How is this possible, when all of us have grown up with rice as a part of our daily diet? A typical Indian meal is incomplete without rice. However, for those who are weight-conscious, rice is forbidden fruit. For a long time I was deprived of this wonderful grain as I was told it was fattening. All my weight-loss strategies hinged around boycotting rice. When my parents turned diabetic, rice was rarely cooked at home. When I turned nutritionist, I continued the embargo on rice with numerous diabetic patients who came to me for nutritional advice. Today, I advocate it freely to my clients and I too enjoy the satisfaction of a complete meal.
Rice is an intrinsic part of our culture, heritage and diet. No ceremony is complete without rice. A bride is welcomed to the house with rice. It is an intrinsic part of pooja materials along with haldi and kumkum. In Bengal, a special ceremony is performed a few weeks after a child is born, where the first food the child is given after the mother’s milk is rice. Rice is eaten in almost all parts of India. It is the staple grain of the south, east, and coastal regions of the country. The entire Far East survives on rice, and is one of the healthiest populations with the least incidence of heart disease, and cancer. They have high longevity, and most of them lead relatively disease-free lives.
Rice is comfort food. When ill, all one longs for is khichdi made with moong dal and rice. In the South, nothing equals rice kanji for convalescents. The ubiquitous dal chawal is soul food, no less. A party spread without a scrumptious pulav or biryani is unthinkable. Why then do we believe that rice is bad for health? Nutritionally speaking it contains zero fat, and a hundred grams of rice contains as many calories as a hundred grams of any other grain. Here are some other benefits of rice:
• In technical terms, rice is a complex carbohydrate which is easy to digest. No wonder rice kanji is a quick fix for diarrhea. Cooking a combination of rice, curds, some jeera and salt makes the traditional Gujarati ghainsh (curd rice), which is a miracle for the digestive system, and a standard meal for people who are unwell, or with a weak digestive system.
• Rice contains zero sodium and zero cholesterol, thus being extremely healthy for everyone, including those suffering from hypertension.

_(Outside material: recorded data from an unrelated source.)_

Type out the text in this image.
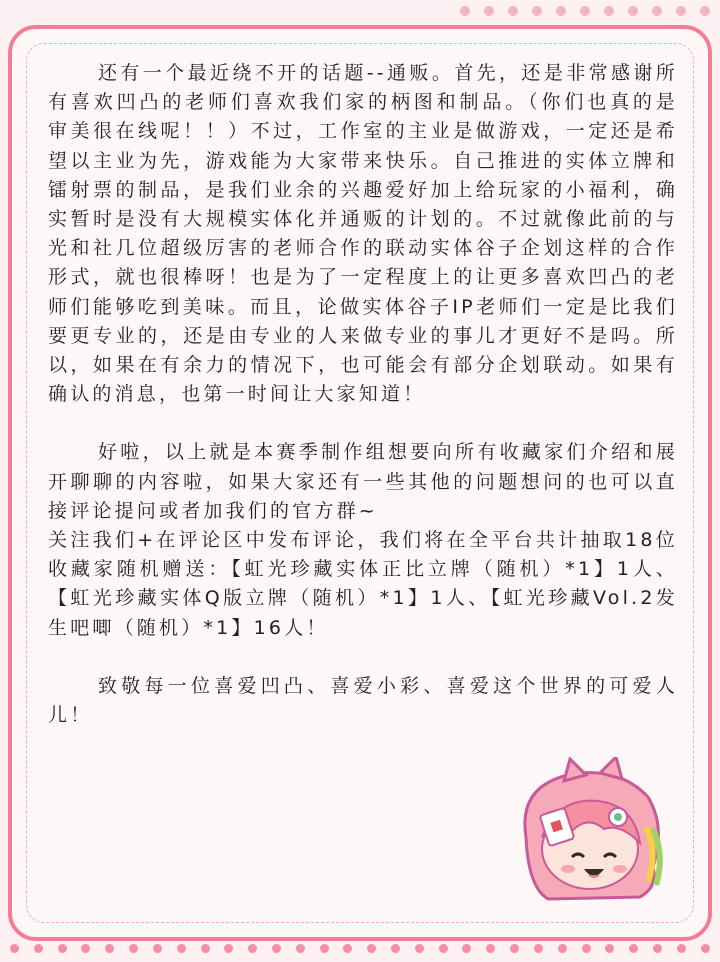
还有一个最近绕不开的话题--通贩。首先，还是非常感谢所有喜欢凹凸的老师们喜欢我们家的柄图和制品。（你们也真的是审美很在线呢！！）不过，工作室的主业是做游戏，一定还是希望以主业为先，游戏能为大家带来快乐。自己推进的实体立牌和镭射票的制品，是我们业余的兴趣爱好加上给玩家的小福利，确实暂时是没有大规模实体化并通贩的计划的。不过就像此前的与光和社几位超级厉害的老师合作的联动实体谷子企划这样的合作形式，就也很棒呀！也是为了一定程度上的让更多喜欢凹凸的老师们能够吃到美味。而且，论做实体谷子IP老师们一定是比我们要更专业的，还是由专业的人来做专业的事儿才更好不是吗。所以，如果在有余力的情况下，也可能会有部分企划联动。如果有确认的消息，也第一时间让大家知道！

好啦，以上就是本赛季制作组想要向所有收藏家们介绍和展开聊聊的内容啦，如果大家还有一些其他的问题想问的也可以直接评论提问或者加我们的官方群~

关注我们+在评论区中发布评论，我们将在全平台共计抽取18位收藏家随机赠送：【虹光珍藏实体正比立牌（随机）*1】1人、【虹光珍藏实体Q版立牌（随机）*1】1人、【虹光珍藏Vol.2发生吧唧（随机）*1】16人！

致敬每一位喜爱凹凸、喜爱小彩、喜爱这个世界的可爱人儿！
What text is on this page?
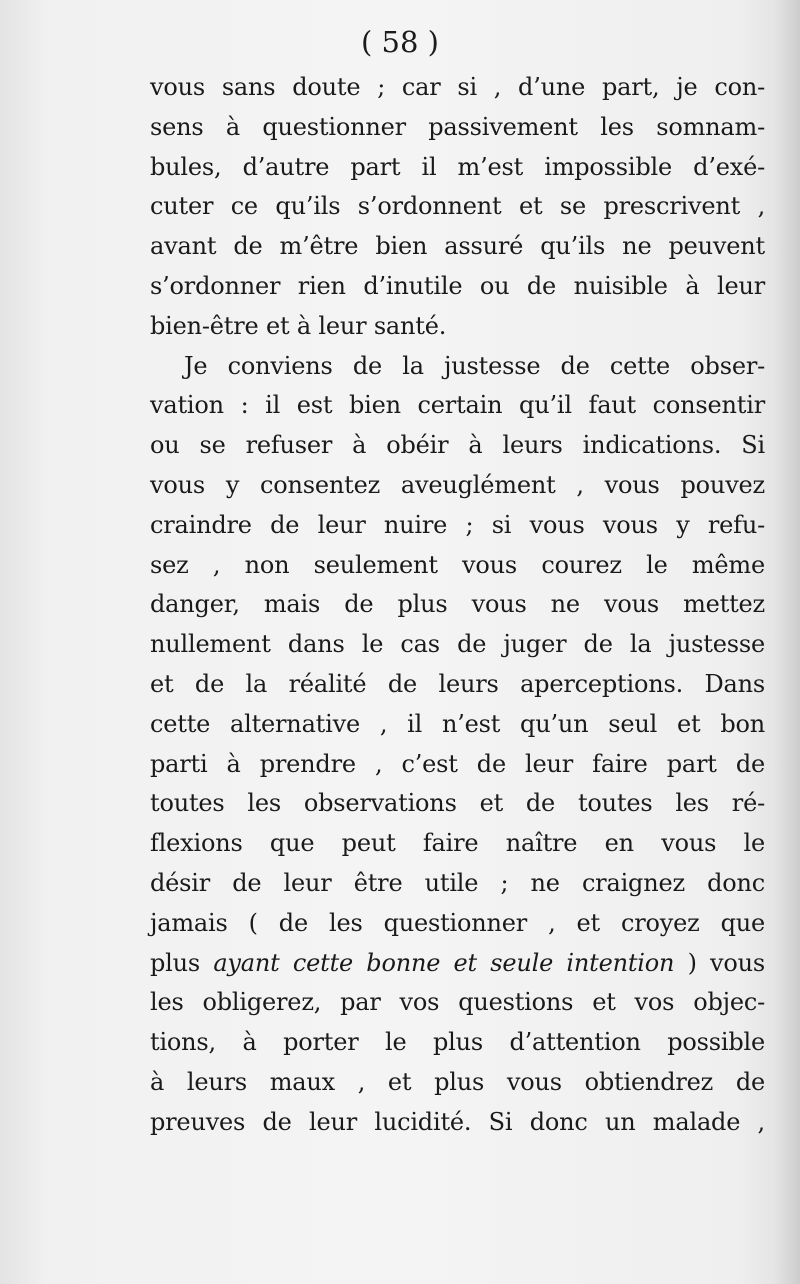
( 58 )
vous sans doute ; car si , d’une part, je con-
sens à questionner passivement les somnam-
bules, d’autre part il m’est impossible d’exé-
cuter ce qu’ils s’ordonnent et se prescrivent ,
avant de m’être bien assuré qu’ils ne peuvent
s’ordonner rien d’inutile ou de nuisible à leur
bien-être et à leur santé.
Je conviens de la justesse de cette obser-
vation : il est bien certain qu’il faut consentir
ou se refuser à obéir à leurs indications. Si
vous y consentez aveuglément , vous pouvez
craindre de leur nuire ; si vous vous y refu-
sez , non seulement vous courez le même
danger, mais de plus vous ne vous mettez
nullement dans le cas de juger de la justesse
et de la réalité de leurs aperceptions. Dans
cette alternative , il n’est qu’un seul et bon
parti à prendre , c’est de leur faire part de
toutes les observations et de toutes les ré-
flexions que peut faire naître en vous le
désir de leur être utile ; ne craignez donc
jamais ( de les questionner , et croyez que
plus ayant cette bonne et seule intention ) vous
les obligerez, par vos questions et vos objec-
tions, à porter le plus d’attention possible
à leurs maux , et plus vous obtiendrez de
preuves de leur lucidité. Si donc un malade ,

• Believe it or not – rice contains practically no fat, is gluten-free, which means it does not irritate the digestive system. Many people have gluten allergy, and rice, therefore, is suitable for them. 100 grams of rice contains the same calories as 100 grams of any other grain. If consumed in moderation, like any other food, it is healthy. An average 100 gram serving of rice contains just 0.4 grams of fat! In fact, this is approximately the same amount of calories as whole wheat or any other whole grain and therefore it is the same as having 100 grams worth of rotis, and certainly a better option than maida parathas, naans, roomali rotis, white bread, or even worse – fried puris.
• Unpolished rice contains more fibre and definitely should be chosen over white rice. But remember finally it is not the colour of the rice that matters but the glycemic index of the rice. The lower the glycemic index of the rice the healthier it is. It keeps you full for a longer time, does not allow the blood sugar to spike, and is excellent in maintaining blood sugar levels, sugar fluctuations, thus making it good for diabetics. That’s why it is important to choose a low glycemic index rice whether it is polished or unpolished.
Also, remember not to throw out the water in which the rice was cooked, as it is full of nutrients. Rice tastes best when cooked on a slow flame. Accompany your rice with generous helpings of vegetables and a protein-rich dal or fish curry. Mmmh! Food for the gods!